Im College habe ich bei meiner eigenen Produktion von „Betty’s Summer Vacation“ Regie geführt und irgendwie Durangs E-Mail erhalten, damit ich ihn einladen konnte. Ein paar Tage später antwortete er und entschuldigte sich, dass er es nicht schaffen konnte. „Ich hoffe, dass das Stück gut gelaufen ist und das Publikum angeregt, aber nicht entsetzt hat – was meiner Meinung nach Teil des notwendigen Balanceakts ist“, schrieb er.
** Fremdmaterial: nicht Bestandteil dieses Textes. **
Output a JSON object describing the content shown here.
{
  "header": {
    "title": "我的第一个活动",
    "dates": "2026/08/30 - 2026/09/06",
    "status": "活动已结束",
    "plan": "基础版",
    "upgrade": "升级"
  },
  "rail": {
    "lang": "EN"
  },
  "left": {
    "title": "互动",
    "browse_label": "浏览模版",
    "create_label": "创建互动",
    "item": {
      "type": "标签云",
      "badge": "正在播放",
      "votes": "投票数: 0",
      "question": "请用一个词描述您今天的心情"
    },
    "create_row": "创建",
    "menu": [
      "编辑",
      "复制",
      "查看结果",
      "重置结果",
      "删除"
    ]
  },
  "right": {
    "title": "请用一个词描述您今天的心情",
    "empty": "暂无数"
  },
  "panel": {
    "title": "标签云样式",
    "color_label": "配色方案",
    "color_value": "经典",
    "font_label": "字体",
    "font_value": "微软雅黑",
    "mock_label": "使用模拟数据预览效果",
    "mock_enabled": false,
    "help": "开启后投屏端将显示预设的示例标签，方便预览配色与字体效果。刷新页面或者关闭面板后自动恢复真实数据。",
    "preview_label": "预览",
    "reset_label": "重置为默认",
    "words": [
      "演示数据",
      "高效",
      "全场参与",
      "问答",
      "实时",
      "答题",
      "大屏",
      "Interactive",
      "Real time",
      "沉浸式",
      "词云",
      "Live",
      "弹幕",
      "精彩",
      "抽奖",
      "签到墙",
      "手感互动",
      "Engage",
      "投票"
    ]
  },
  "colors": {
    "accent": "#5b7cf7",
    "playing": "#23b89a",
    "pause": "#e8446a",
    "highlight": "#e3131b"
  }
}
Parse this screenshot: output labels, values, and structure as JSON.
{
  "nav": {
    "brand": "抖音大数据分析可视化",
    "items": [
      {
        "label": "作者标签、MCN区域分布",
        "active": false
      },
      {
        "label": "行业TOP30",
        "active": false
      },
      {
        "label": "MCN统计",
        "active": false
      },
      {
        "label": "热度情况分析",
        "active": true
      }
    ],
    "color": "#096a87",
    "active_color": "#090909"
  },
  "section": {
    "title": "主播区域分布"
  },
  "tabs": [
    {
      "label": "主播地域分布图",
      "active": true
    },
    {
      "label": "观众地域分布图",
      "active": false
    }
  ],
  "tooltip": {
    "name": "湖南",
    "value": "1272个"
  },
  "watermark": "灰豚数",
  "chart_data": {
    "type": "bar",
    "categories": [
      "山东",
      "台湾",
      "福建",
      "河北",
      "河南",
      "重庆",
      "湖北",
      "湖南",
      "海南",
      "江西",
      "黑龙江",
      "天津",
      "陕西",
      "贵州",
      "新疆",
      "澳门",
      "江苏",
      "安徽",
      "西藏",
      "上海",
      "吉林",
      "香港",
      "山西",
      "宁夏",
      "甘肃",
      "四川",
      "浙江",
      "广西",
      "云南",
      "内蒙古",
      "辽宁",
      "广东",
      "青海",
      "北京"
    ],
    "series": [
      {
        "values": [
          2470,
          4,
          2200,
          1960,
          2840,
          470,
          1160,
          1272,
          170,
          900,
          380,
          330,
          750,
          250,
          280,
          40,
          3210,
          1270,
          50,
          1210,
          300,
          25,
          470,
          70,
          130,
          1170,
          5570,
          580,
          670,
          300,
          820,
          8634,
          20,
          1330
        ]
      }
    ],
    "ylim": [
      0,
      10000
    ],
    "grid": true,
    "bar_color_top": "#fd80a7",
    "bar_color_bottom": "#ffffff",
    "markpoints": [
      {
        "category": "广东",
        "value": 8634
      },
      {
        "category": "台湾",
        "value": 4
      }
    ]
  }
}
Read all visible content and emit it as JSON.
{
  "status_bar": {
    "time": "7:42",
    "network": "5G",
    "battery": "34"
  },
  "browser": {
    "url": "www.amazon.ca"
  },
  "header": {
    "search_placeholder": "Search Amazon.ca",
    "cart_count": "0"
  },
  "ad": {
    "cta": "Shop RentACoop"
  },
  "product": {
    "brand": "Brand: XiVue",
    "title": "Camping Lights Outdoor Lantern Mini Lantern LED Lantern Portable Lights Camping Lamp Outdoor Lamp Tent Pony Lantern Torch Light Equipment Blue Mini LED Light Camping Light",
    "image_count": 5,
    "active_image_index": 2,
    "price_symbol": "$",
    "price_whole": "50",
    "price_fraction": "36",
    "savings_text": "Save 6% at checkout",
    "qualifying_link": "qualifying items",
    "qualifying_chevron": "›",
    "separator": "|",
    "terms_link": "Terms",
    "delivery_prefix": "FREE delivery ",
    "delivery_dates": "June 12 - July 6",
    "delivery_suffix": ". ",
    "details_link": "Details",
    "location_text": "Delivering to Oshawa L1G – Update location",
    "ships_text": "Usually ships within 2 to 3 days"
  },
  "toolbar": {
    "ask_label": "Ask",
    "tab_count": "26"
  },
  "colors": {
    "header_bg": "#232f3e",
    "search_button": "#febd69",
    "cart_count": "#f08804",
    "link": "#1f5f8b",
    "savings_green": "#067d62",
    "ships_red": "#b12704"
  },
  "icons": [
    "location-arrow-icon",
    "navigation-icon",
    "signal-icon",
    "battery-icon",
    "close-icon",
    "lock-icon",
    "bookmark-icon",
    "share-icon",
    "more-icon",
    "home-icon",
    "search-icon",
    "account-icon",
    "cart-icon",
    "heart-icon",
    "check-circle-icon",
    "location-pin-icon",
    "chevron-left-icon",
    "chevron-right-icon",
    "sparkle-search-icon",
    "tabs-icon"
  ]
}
Da ich nicht das Geringste über literarische Rechte wusste, erzählte ich ihm stolz, dass wir einige der Promi-Referenzen aktualisiert hatten und Justin Timberlake für Tom Cruise eingewechselt hatten. (Hinweis für die Studienleiter: Tun Sie das nicht!) „Ich muss mein Alter zeigen und sagen, dass ich nicht wusste, wer Justin Timberlake ist“, antwortete Durang gnädig. „Ich hoffe, Gwyneth Paltrow wirkte immer noch relevant; Es ist amüsant, ihren Namen gleichzeitig zu klingen.“ Zu dieser Zeit war Durang Co-Vorsitzender (zusammen mit Marsha Norman) des Theaterprogramms von Juilliard, wo er Generationen von Talenten förderte, darunter Joshua Harmon („Bad Jews“) und Branden Jacobs-Jenkins („Appropriate“). Aber ich war beeindruckt, meine eigene kleine Begegnung mit dem Meister zu haben.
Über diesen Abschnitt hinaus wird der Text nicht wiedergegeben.